Ceja went to her first year of college in Alabama but moved home to Washington after her grandfather became sick, to help care for him. He died two years later, but Ceja stayed in Washington several more years.

She was working for one of the public school districts on the reservation, as a site director for the federal GEAR UP program, and was an assistant varsity basketball coach at one of the high schools.

She said others urged her to go back to school, but she’d gotten “sucked in” to her job. After several years, her salary had risen and she was living comfortably. At the same time, she said, she’d had to bypass a few other professional opportunities when the people contacting her realized she didn’t have a degree.

“I realized that no matter how hard I worked … when it comes down to it, mainstream society cares about one thing, and that’s a degree,” Ceja said.

“As much as they saw the hours I put in, they felt I was undeserving because I didn’t have that piece of paper.”

So she went back.

“I knew I had to do it,” she said.

At Haskell, where Ceja has been involved in numerous organizations and leadership roles, Ceja said she felt like everyone was “family” even though fellow students and employees come from tribes from coast to coast.

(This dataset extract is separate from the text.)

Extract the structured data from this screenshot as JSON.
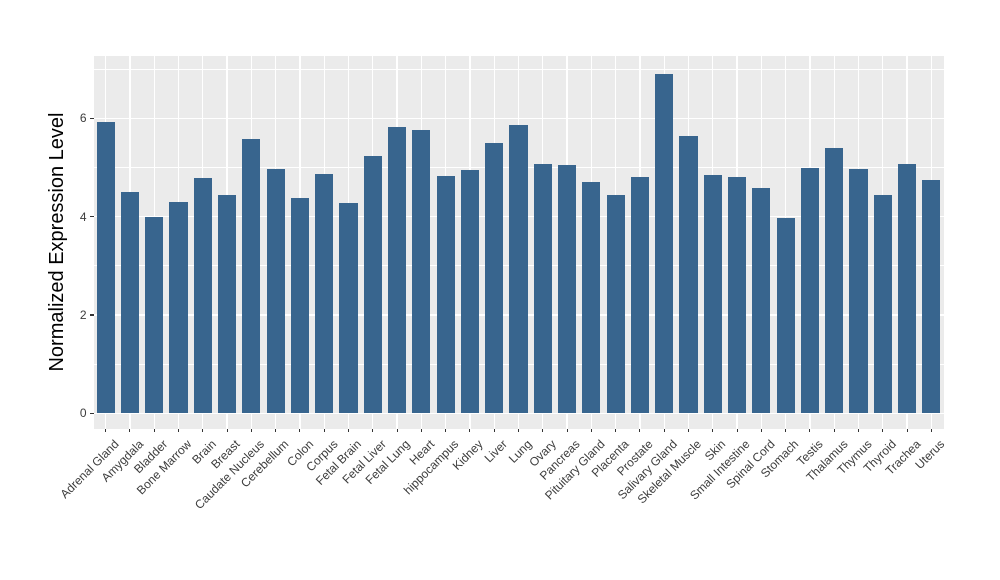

“No matter where you’re at in Indian Country,” she said, “a lot of our struggles are the same.”

Last summer Ceja interned with the U.S. Department of the Interior, and this summer she’ll be working at the American Indian Records Repository storage area in Lenexa.

Next, Ceja hopes to apply to the Kansas University School of Law and Oklahoma University’s master of legal studies program, with the eventual goal of learning skills she can use to help Indian Country, particularly back home in Washington where water rights issues are “huge.”

“I’m definitely passionate about water rights and environmental law,” she said. “I’d love to give back to my tribe.”